La sculpture de Stella « Radeau de la Méduse, partie I » (1990), par exemple, est une masse énorme toute contorsionnée. Elle fait partie des premières expérimentations de l’artiste avec de l’acier et de l’aluminium, et reproduit de manière brillante la cacophonie du radeau dilapidé, des corps souffrants, et des vagues se cassant sur la structure fragile, composée comme une énorme carcasse.

 

« Vous avez une structure en forme de grille qui soutient les parties fluides des déchets qui flottent en surface. On a l’impression que les matériaux fondus et les câbles s’accrochent à cette grille comme si leurs vies en dépendaient. C’est comme si ils tombaient, explosant, s’accrochant à ce qu’on peut voir comme le radeau, qui est la structure rectiligne derrière lui. » dit le directeur du musée Whitney, Adam Weinberg.

 

Frank Stella, Le radeau de la Méduse Partie 1 - 1990

Pour sa part, Martin Kippenberger repris le thème pour l’exagérer de nouveau à l’extrême, en se substituant aux personnages de Géricault dans une série de 16 tableaux, 19 dessins, 9 photographies, 14 lithographies et un grand tapis tissé qui représente le plan de sol du radeau.

 

Le travail a une approche tordue, expressionniste, du sujet, et la ligne entre l’humour et l’horreur est très ténue, dans la plus pure tradition de Kippenberger.

 

Le thème de la mort imminente est particulièrement poignante dans le cas de l’artiste Allemand.
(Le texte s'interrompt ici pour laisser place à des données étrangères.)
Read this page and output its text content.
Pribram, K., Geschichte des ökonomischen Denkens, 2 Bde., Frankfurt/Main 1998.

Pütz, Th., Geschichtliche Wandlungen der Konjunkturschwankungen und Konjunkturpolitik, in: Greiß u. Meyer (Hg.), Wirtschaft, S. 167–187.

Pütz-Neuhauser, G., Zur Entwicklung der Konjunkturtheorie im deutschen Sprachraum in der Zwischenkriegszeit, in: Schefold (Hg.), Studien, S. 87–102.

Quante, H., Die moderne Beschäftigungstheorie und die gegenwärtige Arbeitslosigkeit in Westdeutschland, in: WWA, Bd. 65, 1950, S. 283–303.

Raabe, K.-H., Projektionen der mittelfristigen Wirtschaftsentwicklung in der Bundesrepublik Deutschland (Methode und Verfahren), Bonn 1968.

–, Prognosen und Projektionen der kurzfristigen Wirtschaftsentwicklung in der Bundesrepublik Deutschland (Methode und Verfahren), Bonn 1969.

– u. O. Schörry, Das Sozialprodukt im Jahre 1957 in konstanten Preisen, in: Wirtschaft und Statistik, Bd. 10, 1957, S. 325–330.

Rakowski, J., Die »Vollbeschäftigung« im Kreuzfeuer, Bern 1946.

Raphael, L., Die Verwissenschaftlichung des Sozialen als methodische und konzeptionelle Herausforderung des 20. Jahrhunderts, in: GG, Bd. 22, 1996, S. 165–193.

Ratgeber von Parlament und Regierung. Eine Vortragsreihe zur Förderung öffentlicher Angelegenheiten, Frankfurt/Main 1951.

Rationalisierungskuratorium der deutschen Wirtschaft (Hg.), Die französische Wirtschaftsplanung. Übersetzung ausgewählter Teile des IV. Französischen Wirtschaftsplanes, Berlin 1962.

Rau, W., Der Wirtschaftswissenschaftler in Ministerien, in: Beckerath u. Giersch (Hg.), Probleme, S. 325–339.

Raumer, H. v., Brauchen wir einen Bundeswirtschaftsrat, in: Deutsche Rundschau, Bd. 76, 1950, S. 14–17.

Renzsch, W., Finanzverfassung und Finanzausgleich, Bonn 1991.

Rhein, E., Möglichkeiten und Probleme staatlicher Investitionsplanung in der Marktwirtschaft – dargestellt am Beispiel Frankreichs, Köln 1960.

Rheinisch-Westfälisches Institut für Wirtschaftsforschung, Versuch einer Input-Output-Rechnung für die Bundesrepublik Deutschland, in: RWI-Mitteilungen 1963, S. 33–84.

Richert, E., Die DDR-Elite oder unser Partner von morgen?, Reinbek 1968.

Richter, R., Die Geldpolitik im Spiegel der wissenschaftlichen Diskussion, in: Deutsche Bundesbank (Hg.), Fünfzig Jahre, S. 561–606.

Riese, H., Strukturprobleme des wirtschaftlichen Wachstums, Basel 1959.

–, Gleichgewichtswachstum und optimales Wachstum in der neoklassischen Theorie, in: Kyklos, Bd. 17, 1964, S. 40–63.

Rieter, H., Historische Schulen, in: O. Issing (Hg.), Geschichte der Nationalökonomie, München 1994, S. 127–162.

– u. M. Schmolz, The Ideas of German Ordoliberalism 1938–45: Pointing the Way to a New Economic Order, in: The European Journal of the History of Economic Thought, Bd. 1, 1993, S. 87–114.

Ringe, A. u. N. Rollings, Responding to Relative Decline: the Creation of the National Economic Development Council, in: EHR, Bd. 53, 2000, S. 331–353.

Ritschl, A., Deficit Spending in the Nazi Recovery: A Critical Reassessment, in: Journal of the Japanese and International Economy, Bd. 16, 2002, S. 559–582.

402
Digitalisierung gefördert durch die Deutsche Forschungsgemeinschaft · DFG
Kippenberger était notoire pour son désir morbide d’autodestruction et réalisa l’ensemble dans l’année qui précéda sa mort d’un cancer du foie. Dans l’une des impressions sur papier de la Méduse, l’artiste boursouflé (à peine idéalisé), apparaît agitant sa chemise comme dans la peinture de Géricault. Mais ici, l’horizon est composé de marques d’alcool…

 

Bien qu’elle semble bien éloignée de la version de Géricault, Le radeau de la Méduse, ce mélange d’humour noir et de sérieux se réfère peut-être aux intentions premières de Théodore Géricault :

créer une œuvre monumentale, sérieuse, avec tous les éléments qui composent un chef d’oeuvre de salon, tout en amenant la société à se questionner elle-même.